Murphy met with Democratic leaders of the Legislature last Thursday to discuss that bill and more. Hoping to reach a compromise, both parties said the sit-down was positive, even though Murphy and top Democratic lawmakers have disagreed in the past. Although Sweeney said they made progress, no deal was reached.
He said, “We had our first significant conversation today on it, I wouldn’t classify anything today as negative. We had a pretty healthy conversation.”
Legalization has been making headlines in NJ- racing to reach a vote by the end of 2018. However, Murphy says he does not have a timeline on when that will be.
According to Sweeney and Coughlin, the meeting with Murphy mainly focused on a proposal to hike the state’s minimum wage to $15 an hour. “The minimum wage piece, I’m optimistic about,” Sweeney told reporters. “Hopefully, we’ll get to the same place about marijuana.”
The primary debate is how much the state would tax legal pot. An authoritative source familiar with the talk reported that Murphy and lawmakers remained at a disagreement on what the rate should be after Thursday’s meeting. The unidentified source spoke on the condition of anonymity to talk to reporters about the private sessions.
Governor Murphy campaigned on the issue, showing his support of legalizing marijuana to improve social justice in New Jersey and raise tax revenue.
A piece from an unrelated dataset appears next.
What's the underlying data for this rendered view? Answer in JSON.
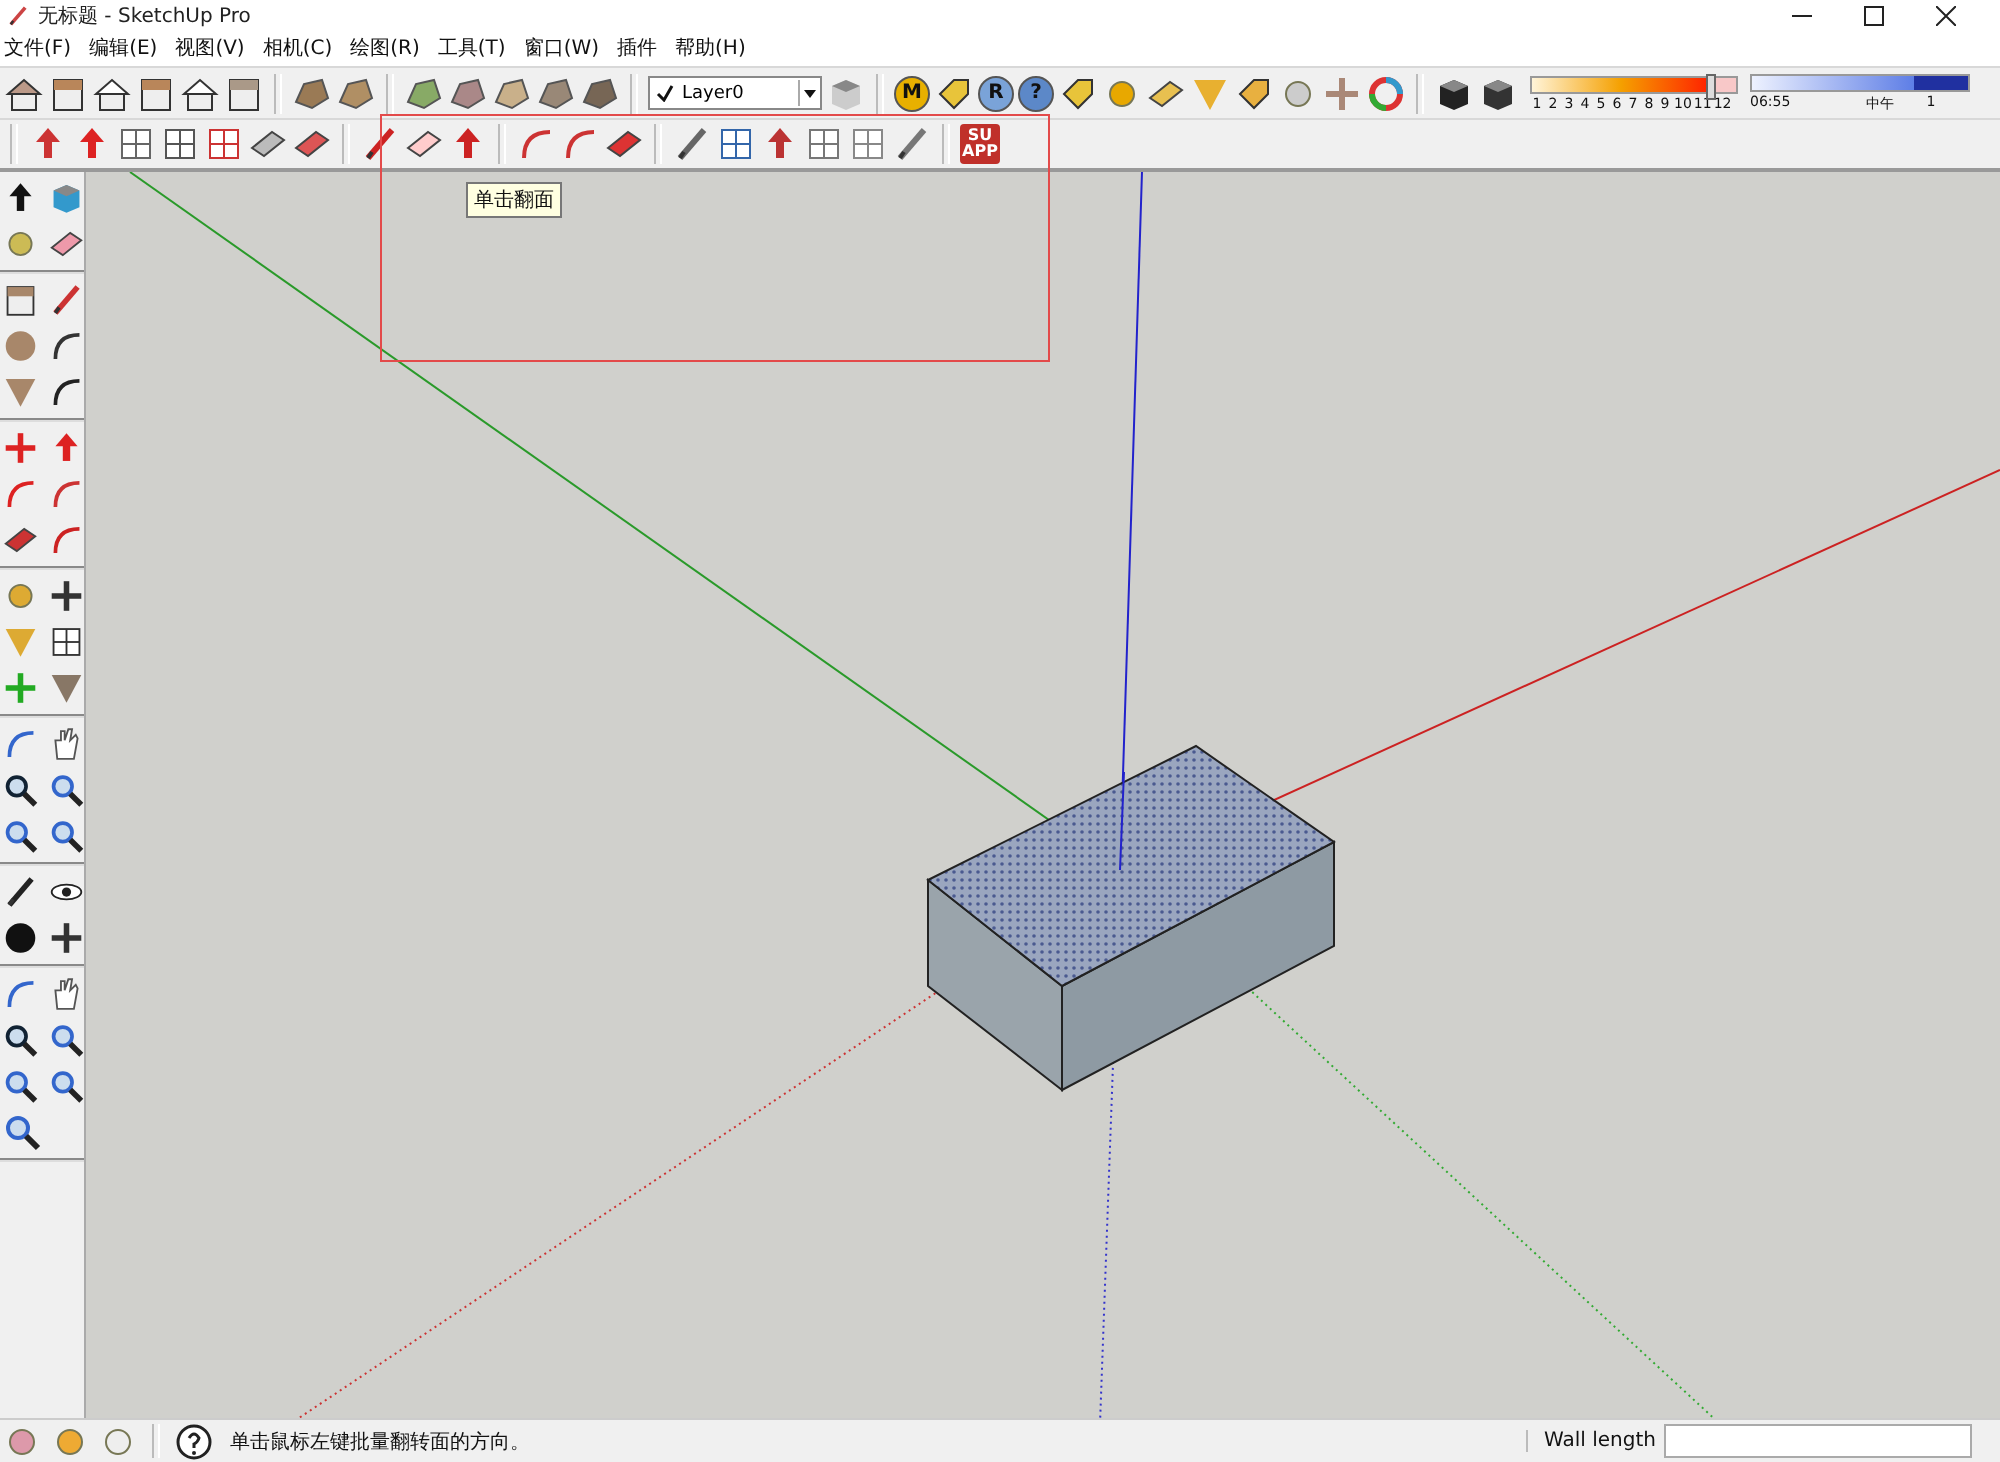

Coughlin and Sweeney are also in favor of legal cannabis.
However, regardless of Murphy and Sweeney being in favor, they still have not yet reached an agreement on final details. For the measure to become a law, both houses of the Democrat-controlled Legislature need to pass the bill along with Murphy’s signature.
A marijuana bill passed out of a joint state Senate and Assembly committee in November, following months of disagreements and arguments among lawmakers.
New Jersey’s neighboring state New York, is pushing hard to legalize recreational marijuana in 2019, a decision that could bring more than $1.7 billion in annual sales.
New York Gov. Andrew Cuomo, a fellow Democrat, claims marijuana will be legal within the first 100 days of his term.
Gov. Phil Murphy announced Wednesday he is not worried about New York’s upcoming strive to bring legal weed to the State, and believes is very unlikely that New York will legalize marijuana before New Jersey.
“I still believe that New Jersey has the advantage when it comes to who’s going to come online first,” said Scott Rudder, president of the New Jersey CannaBusiness Association.
Daniel McKillop, an attorney with Scarinci Hollenbeck who is advising clients in the cannabis space, argued earlier this year, “New York getting into the driver seat on this would pull away from the benefits that New Jersey would be able to realize. There will be a big detriment to the state that finishes second.”
Lawmakers are set to return to Trenton in January with their eyes set on legal weed. It remains to be seen if New York’s push will ignite a vote.
New Jersey is a state that has been plagued with drug addiction and abuse. Opponents of the bill have concerns that the drug could lead other more serious drugs. New Jersey addiction treatment centers have been fighting the opioid crisis in there state and many agree that marijuana was the drug most addicts used first.